So, You Want to Serve in Medical Politics

parliamentCongratulations! Your interest in medical politics sets you apart from most practicing physicians.

I was asked to share some thoughts for doctors entering politics. I tried to focus on a few favourite concepts.

We can discuss process details, or issues about specific organizations, in the comments section.

No One is an Expert on Everything

You can learn a tonne about medical politics, but you will never be a superstar at everything. Medical politics is not like Biology. You cannot aim for 98% on the exam.

I suppose the OMA President might almost be an expert on everything, for a few minutes, sometime near the end of his/her term. But even Presidents soon find they must defer to someone else.
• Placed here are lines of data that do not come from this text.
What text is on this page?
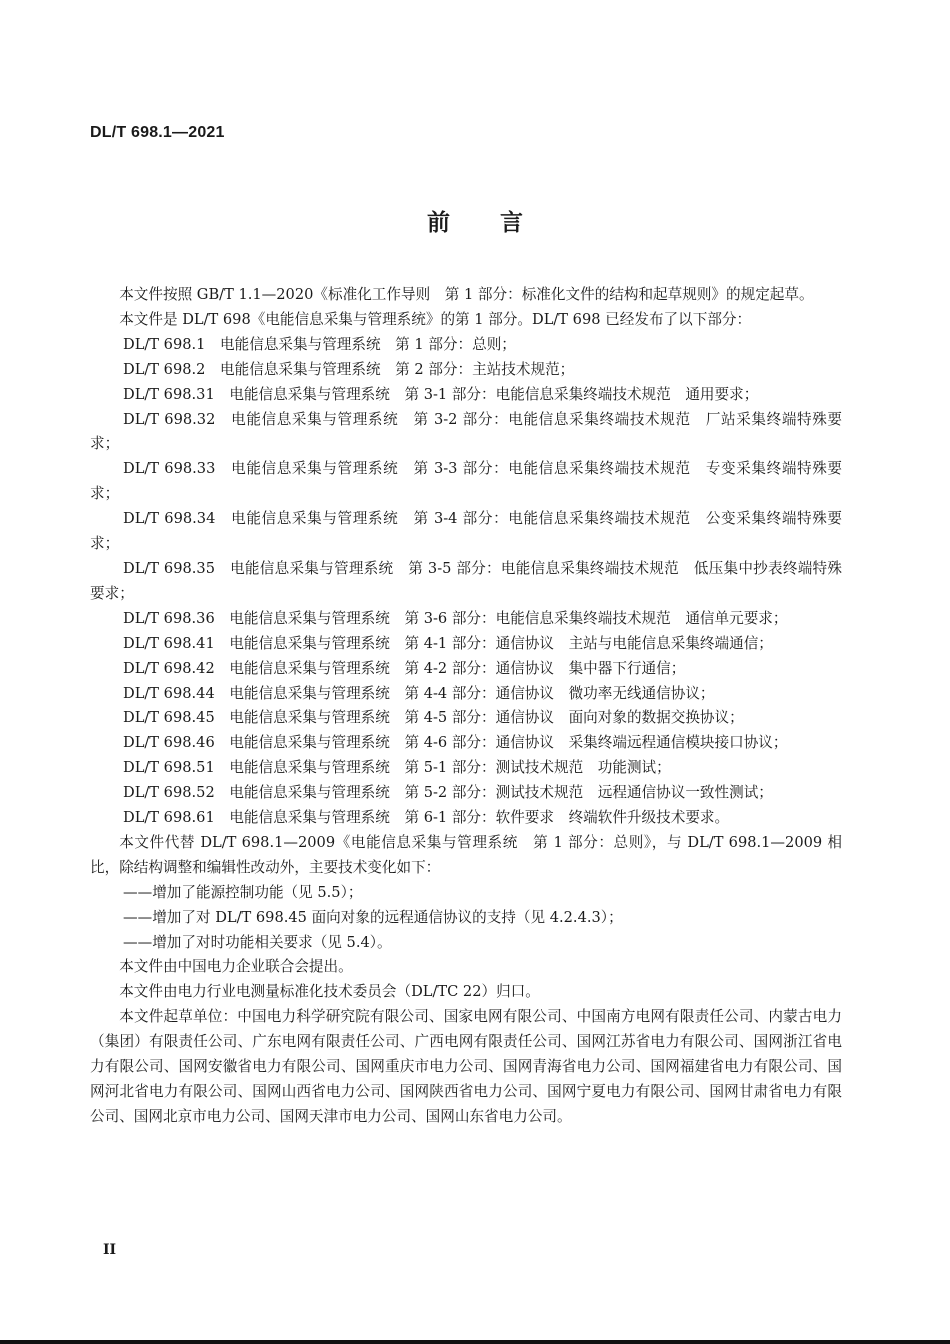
DL/T 698.1—2021
前言

本文件按照 GB/T 1.1—2020《标准化工作导则　第 1 部分：标准化文件的结构和起草规则》的规定起草。

本文件是 DL/T 698《电能信息采集与管理系统》的第 1 部分。DL/T 698 已经发布了以下部分：

DL/T 698.1　电能信息采集与管理系统　第 1 部分：总则；

DL/T 698.2　电能信息采集与管理系统　第 2 部分：主站技术规范；

DL/T 698.31　电能信息采集与管理系统　第 3-1 部分：电能信息采集终端技术规范　通用要求；

DL/T 698.32　电能信息采集与管理系统　第 3-2 部分：电能信息采集终端技术规范　厂站采集终端特殊要求；

DL/T 698.33　电能信息采集与管理系统　第 3-3 部分：电能信息采集终端技术规范　专变采集终端特殊要求；

DL/T 698.34　电能信息采集与管理系统　第 3-4 部分：电能信息采集终端技术规范　公变采集终端特殊要求；

DL/T 698.35　电能信息采集与管理系统　第 3-5 部分：电能信息采集终端技术规范　低压集中抄表终端特殊要求；

DL/T 698.36　电能信息采集与管理系统　第 3-6 部分：电能信息采集终端技术规范　通信单元要求；

DL/T 698.41　电能信息采集与管理系统　第 4-1 部分：通信协议　主站与电能信息采集终端通信；

DL/T 698.42　电能信息采集与管理系统　第 4-2 部分：通信协议　集中器下行通信；

DL/T 698.44　电能信息采集与管理系统　第 4-4 部分：通信协议　微功率无线通信协议；

DL/T 698.45　电能信息采集与管理系统　第 4-5 部分：通信协议　面向对象的数据交换协议；

DL/T 698.46　电能信息采集与管理系统　第 4-6 部分：通信协议　采集终端远程通信模块接口协议；

DL/T 698.51　电能信息采集与管理系统　第 5-1 部分：测试技术规范　功能测试；

DL/T 698.52　电能信息采集与管理系统　第 5-2 部分：测试技术规范　远程通信协议一致性测试；

DL/T 698.61　电能信息采集与管理系统　第 6-1 部分：软件要求　终端软件升级技术要求。

本文件代替 DL/T 698.1—2009《电能信息采集与管理系统　第 1 部分：总则》，与 DL/T 698.1—2009 相比，除结构调整和编辑性改动外，主要技术变化如下：

——增加了能源控制功能（见 5.5）；

——增加了对 DL/T 698.45 面向对象的远程通信协议的支持（见 4.2.4.3）；

——增加了对时功能相关要求（见 5.4）。

本文件由中国电力企业联合会提出。

本文件由电力行业电测量标准化技术委员会（DL/TC 22）归口。

本文件起草单位：中国电力科学研究院有限公司、国家电网有限公司、中国南方电网有限责任公司、内蒙古电力（集团）有限责任公司、广东电网有限责任公司、广西电网有限责任公司、国网江苏省电力有限公司、国网浙江省电力有限公司、国网安徽省电力有限公司、国网重庆市电力公司、国网青海省电力公司、国网福建省电力有限公司、国网河北省电力有限公司、国网山西省电力公司、国网陕西省电力公司、国网宁夏电力有限公司、国网甘肃省电力有限公司、国网北京市电力公司、国网天津市电力公司、国网山东省电力公司。

II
Do not set out to learn everything. You will despair. Let it sneak up on you.

Everyone is an Expert on Something

Find one thing that interests you: IT, immunizations, HSFR, whatever. Pour yourself into it, even for just a few minutes.

You are now, with almost certainty, an expert on this issue in your local community.

Share what you know. Ask others what they think. Learn more about it. You will be the ‘go to’ person in your hospital or clinic on that topic.

As an expert, you add value every time you share your expertise. Get addicted to adding value. Your addiction will make you crave more expertise.

Your medical politics hobby will soon take over your life as you seek to learn more and more. And you will love it. Make sure your family approves!

Experience Counts in Medical Politics

Doctors perform in a strange play. We train to act with confidence, while knowing we have incomplete knowledge.

We learn to trust our training. Doctors must act with as much certainty as colleagues with years of experience. No matter what grades you got in medical school, every graduate gets called ‘doctor’ and bills the same fees as experienced doctors.

Most of the world does not work like this.

Other industries bow to experience. An MBA does not mean you can run IBM. You need a few decades to learn how to lead.

Of course, some doctors bring an interest in politics from grade school. They volunteered on political campaigns and followed politics their whole life. But they are rare. And even wunderkinds need to value experience and humility.

Experience makes you a better leader, but even more importantly, valuing experience increases your influence and teaches you defence skills. Find experienced leaders and suck every bit of wisdom you can get out of them.

A New Logic

Doctors learn to diagnose and treat. (Let’s forget about the ‘educate and motivate’ of modern medicine for now.) Patients usually give us the diagnosis on history and physical. Then, we treat; delayed treatment is unethical.

Diagnosis works the same in politics, but treatment is completely different. The process of arriving at a political solution means even more than the final solution itself. Many doctors hate this.

If the solution is to ‘do X’, then we should just do it. Why take so long to get it started?

Political solutions require people to buy in to an idea. People need to weigh the risks that a solution presents to their personal vision of how things should work. People want to feel they had a part in crafting the solution.

For many reasons like these, medical politics requires a new decision making process, a different logic.

Obsessed with Issues, Blind to Vision

Doctors never need to think about vision. They accepted the medical vision long ago: doctors help people. The rest of our life is spent fixing particular issues. For doctors, reflection on vision demands flexing an atrophied muscle.

Dug-upIssues are to doctors as squirrels are to dogs: irresistible!

Doctors find and fix issues. That’s why patients value doctors. But after decades of getting rewarded for fixing issues, we often struggle to concentrate on other things.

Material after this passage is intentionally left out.